Srebrenica is a reminder of why Britain must lead the fight against human rights violations

Twenty-five years ago, over 8,000 Bosnian Muslims, mainly boys and men, were murdered in what became known as the Srebrenica genocide. It happened in Europe, part of an ethnic cleansing campaign, and took place in what the United Nations had declared a ‘safe area.’ Srebrenica occurred fifty years after the liberation of Auschwitz, on our doorstep, half a century after the world had vowed, ‘never again.’

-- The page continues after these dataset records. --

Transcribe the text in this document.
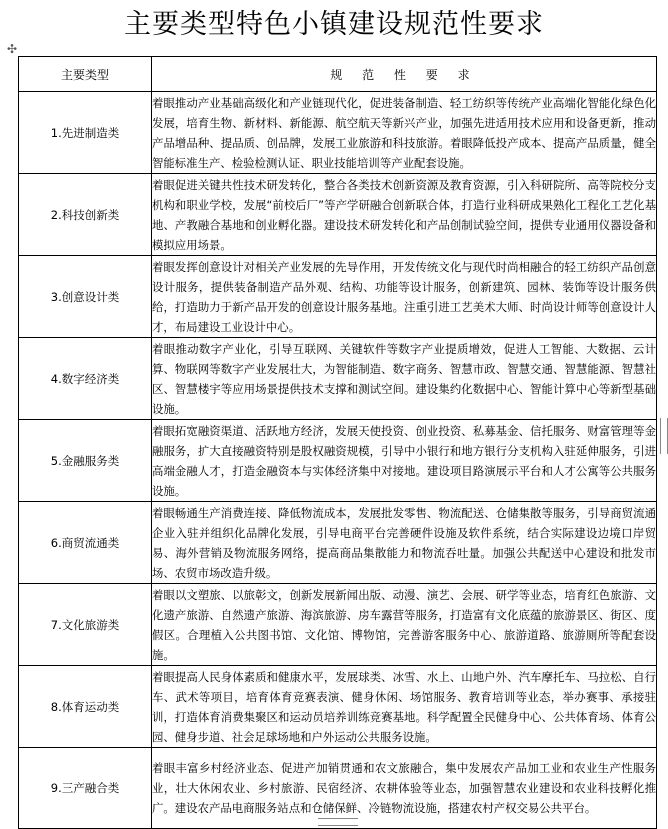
主要类型特色小镇建设规范性要求
✣
主要类型	规 范 性 要 求
1.先进制造类	着眼推动产业基础高级化和产业链现代化，促进装备制造、轻工纺织等传统产业高端化智能化绿色化发展，培育生物、新材料、新能源、航空航天等新兴产业，加强先进适用技术应用和设备更新，推动产品增品种、提品质、创品牌，发展工业旅游和科技旅游。着眼降低投产成本、提高产品质量，健全智能标准生产、检验检测认证、职业技能培训等产业配套设施。
2.科技创新类	着眼促进关键共性技术研发转化，整合各类技术创新资源及教育资源，引入科研院所、高等院校分支机构和职业学校，发展“前校后厂”等产学研融合创新联合体，打造行业科研成果熟化工程化工艺化基地、产教融合基地和创业孵化器。建设技术研发转化和产品创制试验空间，提供专业通用仪器设备和模拟应用场景。
3.创意设计类	着眼发挥创意设计对相关产业发展的先导作用，开发传统文化与现代时尚相融合的轻工纺织产品创意设计服务，提供装备制造产品外观、结构、功能等设计服务，创新建筑、园林、装饰等设计服务供给，打造助力于新产品开发的创意设计服务基地。注重引进工艺美术大师、时尚设计师等创意设计人才，布局建设工业设计中心。
4.数字经济类	着眼推动数字产业化，引导互联网、关键软件等数字产业提质增效，促进人工智能、大数据、云计算、物联网等数字产业发展壮大，为智能制造、数字商务、智慧市政、智慧交通、智慧能源、智慧社区、智慧楼宇等应用场景提供技术支撑和测试空间。建设集约化数据中心、智能计算中心等新型基础设施。
5.金融服务类	着眼拓宽融资渠道、活跃地方经济，发展天使投资、创业投资、私募基金、信托服务、财富管理等金融服务，扩大直接融资特别是股权融资规模，引导中小银行和地方银行分支机构入驻延伸服务，引进高端金融人才，打造金融资本与实体经济集中对接地。建设项目路演展示平台和人才公寓等公共服务设施。
6.商贸流通类	着眼畅通生产消费连接、降低物流成本，发展批发零售、物流配送、仓储集散等服务，引导商贸流通企业入驻并组织化品牌化发展，引导电商平台完善硬件设施及软件系统，结合实际建设边境口岸贸易、海外营销及物流服务网络，提高商品集散能力和物流吞吐量。加强公共配送中心建设和批发市场、农贸市场改造升级。
7.文化旅游类	着眼以文塑旅、以旅彰文，创新发展新闻出版、动漫、演艺、会展、研学等业态，培育红色旅游、文化遗产旅游、自然遗产旅游、海滨旅游、房车露营等服务，打造富有文化底蕴的旅游景区、街区、度假区。合理植入公共图书馆、文化馆、博物馆，完善游客服务中心、旅游道路、旅游厕所等配套设施。
8.体育运动类	着眼提高人民身体素质和健康水平，发展球类、冰雪、水上、山地户外、汽车摩托车、马拉松、自行车、武术等项目，培育体育竞赛表演、健身休闲、场馆服务、教育培训等业态，举办赛事、承接驻训，打造体育消费集聚区和运动员培养训练竞赛基地。科学配置全民健身中心、公共体育场、体育公园、健身步道、社会足球场地和户外运动公共服务设施。
9.三产融合类	着眼丰富乡村经济业态、促进产加销贯通和农文旅融合，集中发展农产品加工业和农业生产性服务业，壮大休闲农业、乡村旅游、民宿经济、农耕体验等业态，加强智慧农业建设和农业科技孵化推广。建设农产品电商服务站点和仓储保鲜、冷链物流设施，搭建农村产权交易公共平台。
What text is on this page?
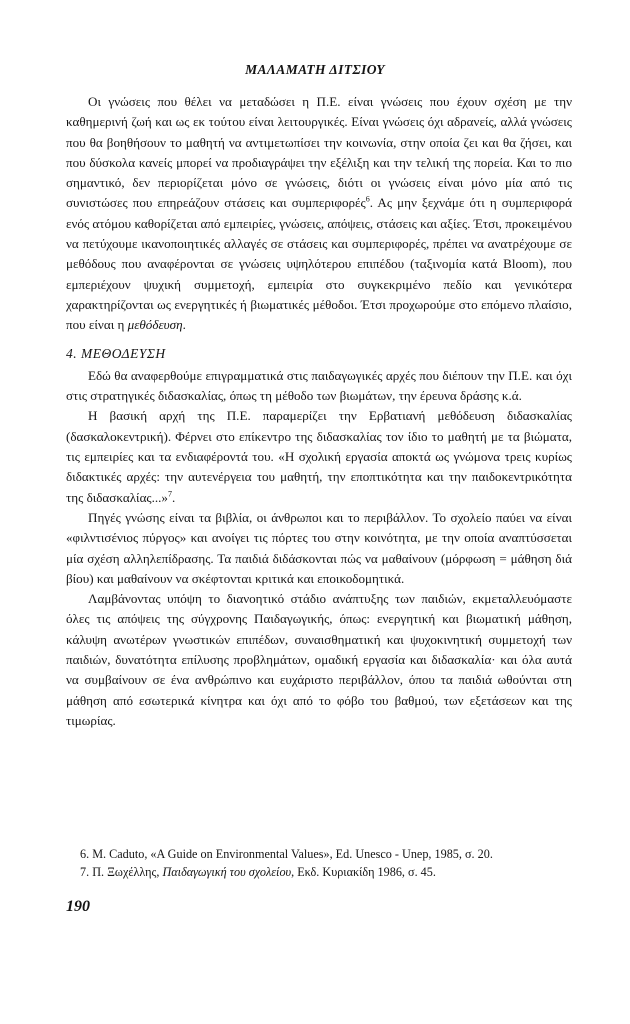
ΜΑΛΑΜΑΤΗ ΔΙΤΣΙΟΥ

Οι γνώσεις που θέλει να μεταδώσει η Π.Ε. είναι γνώσεις που έχουν σχέση με την καθημερινή ζωή και ως εκ τούτου είναι λειτουργικές. Είναι γνώσεις όχι αδρανείς, αλλά γνώσεις που θα βοηθήσουν το μαθητή να αντιμετωπίσει την κοινωνία, στην οποία ζει και θα ζήσει, και που δύσκολα κανείς μπορεί να προδιαγράψει την εξέλιξη και την τελική της πορεία. Και το πιο σημαντικό, δεν περιορίζεται μόνο σε γνώσεις, διότι οι γνώσεις είναι μόνο μία από τις συνιστώσες που επηρεάζουν στάσεις και συμπεριφορές$^6$. Ας μην ξεχνάμε ότι η συμπεριφορά ενός ατόμου καθορίζεται από εμπειρίες, γνώσεις, απόψεις, στάσεις και αξίες. Έτσι, προκειμένου να πετύχουμε ικανοποιητικές αλλαγές σε στάσεις και συμπεριφορές, πρέπει να ανατρέχουμε σε μεθόδους που αναφέρονται σε γνώσεις υψηλότερου επιπέδου (ταξινομία κατά Bloom), που εμπεριέχουν ψυχική συμμετοχή, εμπειρία στο συγκεκριμένο πεδίο και γενικότερα χαρακτηρίζονται ως ενεργητικές ή βιωματικές μέθοδοι. Έτσι προχωρούμε στο επόμενο πλαίσιο, που είναι η μεθόδευση.

4. ΜΕΘΟΔΕΥΣΗ

Εδώ θα αναφερθούμε επιγραμματικά στις παιδαγωγικές αρχές που διέπουν την Π.Ε. και όχι στις στρατηγικές διδασκαλίας, όπως τη μέθοδο των βιωμάτων, την έρευνα δράσης κ.ά.

Η βασική αρχή της Π.Ε. παραμερίζει την Ερβατιανή μεθόδευση διδασκαλίας (δασκαλοκεντρική). Φέρνει στο επίκεντρο της διδασκαλίας τον ίδιο το μαθητή με τα βιώματα, τις εμπειρίες και τα ενδιαφέροντά του. «Η σχολική εργασία αποκτά ως γνώμονα τρεις κυρίως διδακτικές αρχές: την αυτενέργεια του μαθητή, την εποπτικότητα και την παιδοκεντρικότητα της διδασκαλίας...»$^7$.

Πηγές γνώσης είναι τα βιβλία, οι άνθρωποι και το περιβάλλον. Το σχολείο παύει να είναι «φιλντισένιος πύργος» και ανοίγει τις πόρτες του στην κοινότητα, με την οποία αναπτύσσεται μία σχέση αλληλεπίδρασης. Τα παιδιά διδάσκονται πώς να μαθαίνουν (μόρφωση = μάθηση διά βίου) και μαθαίνουν να σκέφτονται κριτικά και εποικοδομητικά.

Λαμβάνοντας υπόψη το διανοητικό στάδιο ανάπτυξης των παιδιών, εκμεταλλευόμαστε όλες τις απόψεις της σύγχρονης Παιδαγωγικής, όπως: ενεργητική και βιωματική μάθηση, κάλυψη ανωτέρων γνωστικών επιπέδων, συναισθηματική και ψυχοκινητική συμμετοχή των παιδιών, δυνατότητα επίλυσης προβλημάτων, ομαδική εργασία και διδασκαλία· και όλα αυτά να συμβαίνουν σε ένα ανθρώπινο και ευχάριστο περιβάλλον, όπου τα παιδιά ωθούνται στη μάθηση από εσωτερικά κίνητρα και όχι από το φόβο του βαθμού, των εξετάσεων και της τιμωρίας.

6. M. Caduto, «A Guide on Environmental Values», Ed. Unesco - Unep, 1985, σ. 20.

7. Π. Ξωχέλλης, Παιδαγωγική του σχολείου, Εκδ. Κυριακίδη 1986, σ. 45.

190
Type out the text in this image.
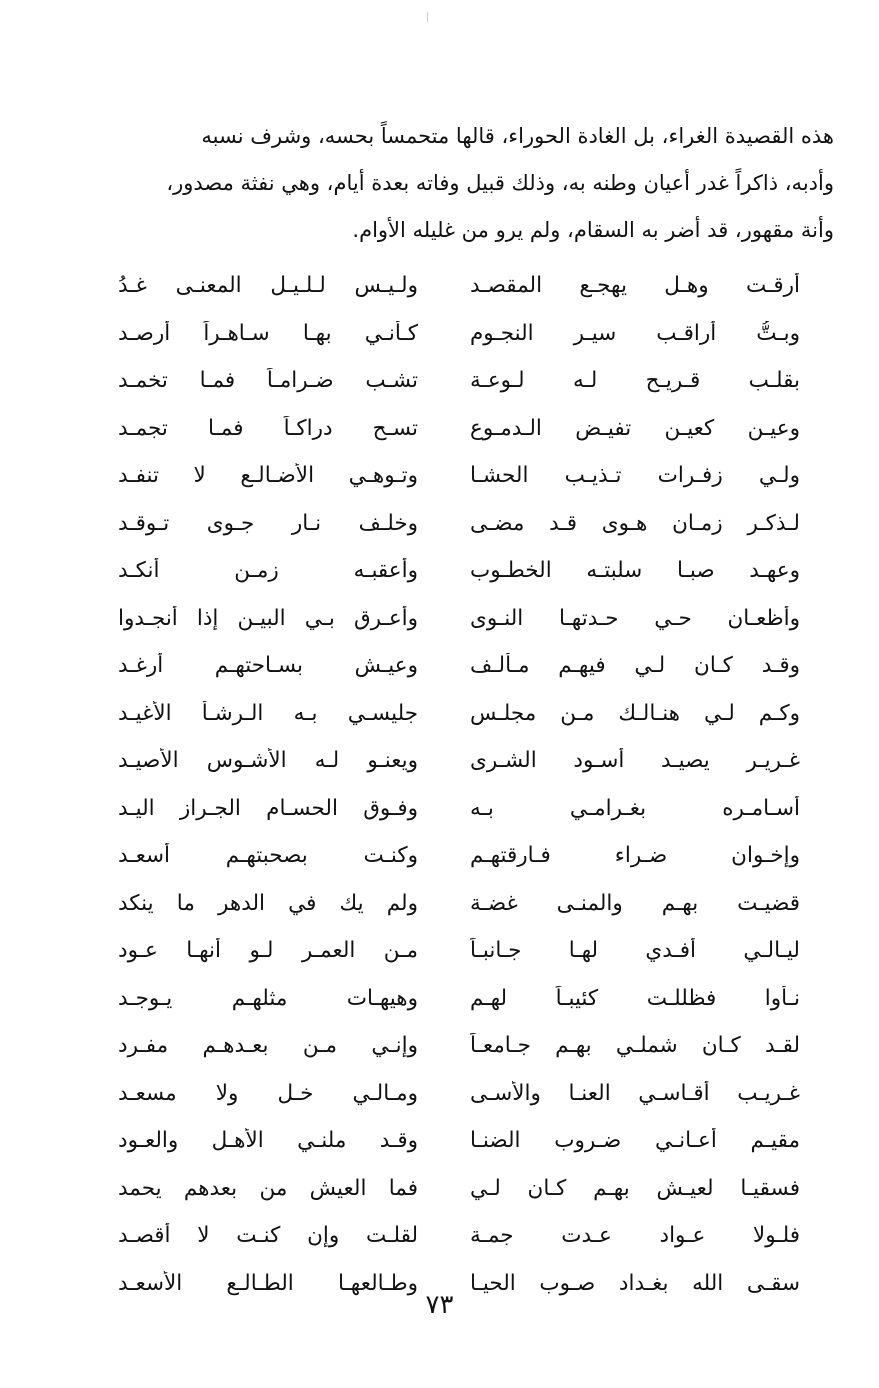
هذه القصيدة الغراء، بل الغادة الحوراء، قالها متحمساً بحسه، وشرف نسبه
وأدبه، ذاكراً غدر أعيان وطنه به، وذلك قبيل وفاته بعدة أيام، وهي نفثة مصدور،
وأنة مقهور، قد أضر به السقام، ولم يرو من غليله الأوام.

أرقـت وهـل يهجـع المقصـد
ولـيـس لـلـيـل المعنـى غـدُ
وبـتُّ أراقـب سيـر النجـوم
كـأنـي بهـا سـاهـراً أرصـد
بقلـب قـريـح لـه لـوعـة
تشـب ضـرامـاً فمـا تخمـد
وعيـن كعيـن تفيـض الـدمـوع
تسـح دراكـاً فمـا تجمـد
ولـي زفـرات تـذيـب الحشـا
وتـوهـي الأضـالـع لا تنفـد
لـذكـر زمـان هـوى قـد مضـى
وخلـف نـار جـوى تـوقـد
وعهـد صبـا سلبتـه الخطـوب
وأعقبـه زمـن أنكـد
وأظعـان حـي حـدتهـا النـوى
وأعـرق بـي البيـن إذا أنجـدوا
وقـد كـان لـي فيهـم مـألـف
وعيـش بسـاحتهـم أرغـد
وكـم لـي هنـالـك مـن مجلـس
جليسـي بـه الـرشـأ الأغيـد
غـريـر يصيـد أسـود الشـرى
ويعنـو لـه الأشـوس الأصيـد
أسـامـره بغـرامـي بـه
وفـوق الحسـام الجـراز اليـد
وإخـوان ضـراء فـارقتهـم
وكنـت بصحبتهـم أسعـد
قضيـت بهـم والمنـى غضـة
ولم يك في الدهر ما ينكد
ليـالـي أفـدي لهـا جـانبـاً
مـن العمـر لـو أنهـا عـود
نـأوا فظللـت كئيبـاً لهـم
وهيهـات مثلهـم يـوجـد
لقـد كـان شملـي بهـم جـامعـاً
وإنـي مـن بعـدهـم مفـرد
غـريـب أقـاسـي العنـا والأسـى
ومـالـي خـل ولا مسعـد
مقيـم أعـانـي ضـروب الضنـا
وقـد ملنـي الأهـل والعـود
فسقيـا لعيـش بهـم كـان لـي
فما العيش من بعدهم يحمد
فلـولا عـواد عـدت جمـة
لقلـت وإن كنـت لا أقصـد
سقـى الله بغـداد صـوب الحيـا
وطـالعهـا الطـالـع الأسعـد
٧٣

A unanimous ruling in 2001 at The International Court of Justice affirmed that the Srebrenica massacre was genocide: ‘By seeking to eliminate a part of the Bosnian Muslims, the Bosnian Serb forces committed genocide. They targeted for extinction the forty thousand Bosnian Muslims living in Srebrenica, a group which was emblematic of the Bosnian Muslims in general. They stripped all the male Muslim prisoners, military and civilian, elderly and young, of their personal belongings and identification, and deliberately and methodically killed them solely on the basis of their identity.’

In his message to the tenth anniversary commemoration of the massacre, then UN Secretary-General, Kofi Annan, acknowledged the blame lay ‘first and foremost with those who planned and carried out the massacre and those who assisted and harboured them.’ Annan went on to say that the UN had ‘made serious errors of judgement, rooted in a philosophy of impartiality.’ He described Srebrenica as a tragedy that would haunt the history of the UN forever. It should haunt all of us, for as Samantha Power, a war reporter in Bosnia and later US Ambassador to the UN, has written, ‘the UN has at its disposal whatever resources the governments within it choose to provide.’ Furthermore ‘it is the major players… that dictate how “the UN” handles crises.’

In Britain, the Government supported an arms embargo effectively preventing the Bosnian Muslims from procuring the weapons needed to defend themselves, arguing that to lift it would create a ‘level killing field.’ From retirement Margaret Thatcher replied that there was already ‘a killing field the like of which I thought we would never see in Europe again,’ and went on to argue that ‘It is in Europe’s sphere of influence. It should be in Europe’s sphere of conscience.’

In early 2017 I taught a course in politics and government to aspiring politicians in Bosnia. As a young civil servant I had worked on domestic human rights policy at the Ministry of Justice, and twelve years later as I flew out to Sarajevo I was not just an elected councillor steeped in all things local government, but also shortly to become engaged to my partner of Balkan heritage whose family had lived through the Yugoslav Wars.

Bosnia still carried the scars of conflict. Youth unemployment was as high as 60% in some areas, and the group I met, while determined to take up the baton, believed that the Dayton Peace Agreement’s separation into two entities, the Federation of Bosnia and Herzegovina and the Republika Srpska, embedded ethnic divisions with all the electoral obstacles that brought. As is usually the case, women and young people felt the impact of the past most strongly.

Earlier this month the Foreign Secretary announced the introduction of a sanctions regime that will target people who have committed the gravest human rights violations. Global Britain, Raab declared, will be an even stronger force for good in the world in the years ahead. Raab was once an official at the Foreign Office and led a team at the British Embassy in The Hague, dedicated to bringing war criminals to justice. Had he not entered Parliament, Raab may perhaps have played some part in the process which led to the prosecution and conviction of Ratko Mladić in 2017, the man who commanded the units responsible for Srebrenica.

Twenty-five years after Srebrenica, and twenty-six years after the Rwandan Genocide, atrocities in places like Myanmar, Yemen, and Syria are no longer guaranteed to shock. This month US officials seized $800,000 worth of products made from human hair believed to have been taken from Muslims in detention camps in the Xinjiang province of China. In 2018, Human Rights Watch described the Chinese government’s ‘mass arbitrary detention, torture, forced political indoctrination, and mass surveillance of Xinjiang’s Muslims’ and yet often these topics only get brought up in the context of China’s takeover of Hong Kong, or debates over 5G and geopolitics.

Raab’s announcement should be the first step in making Britain the world’s leading campaigner, pursuer, and punisher, of war crimes and human rights violations. We cannot be certain of preventing every atrocity, but we can call it out when it is happening, and we can fight to ensure that those who commit crimes against humanity are brought to justice and punished. Such a commitment would serve as a warning to monsters who would use the cover of war to commit unspeakable acts of horror, and build on Britain’s commitment to standing on the right side of history, while learning from the lessons of the past.

Ryan Henson

Ryan Henson is CEO of the Coalition for Global Prosperity. He was previously a senior political adviser at CAFOD and was the Conservative Party candidate for Bedford in the 2019 General Election.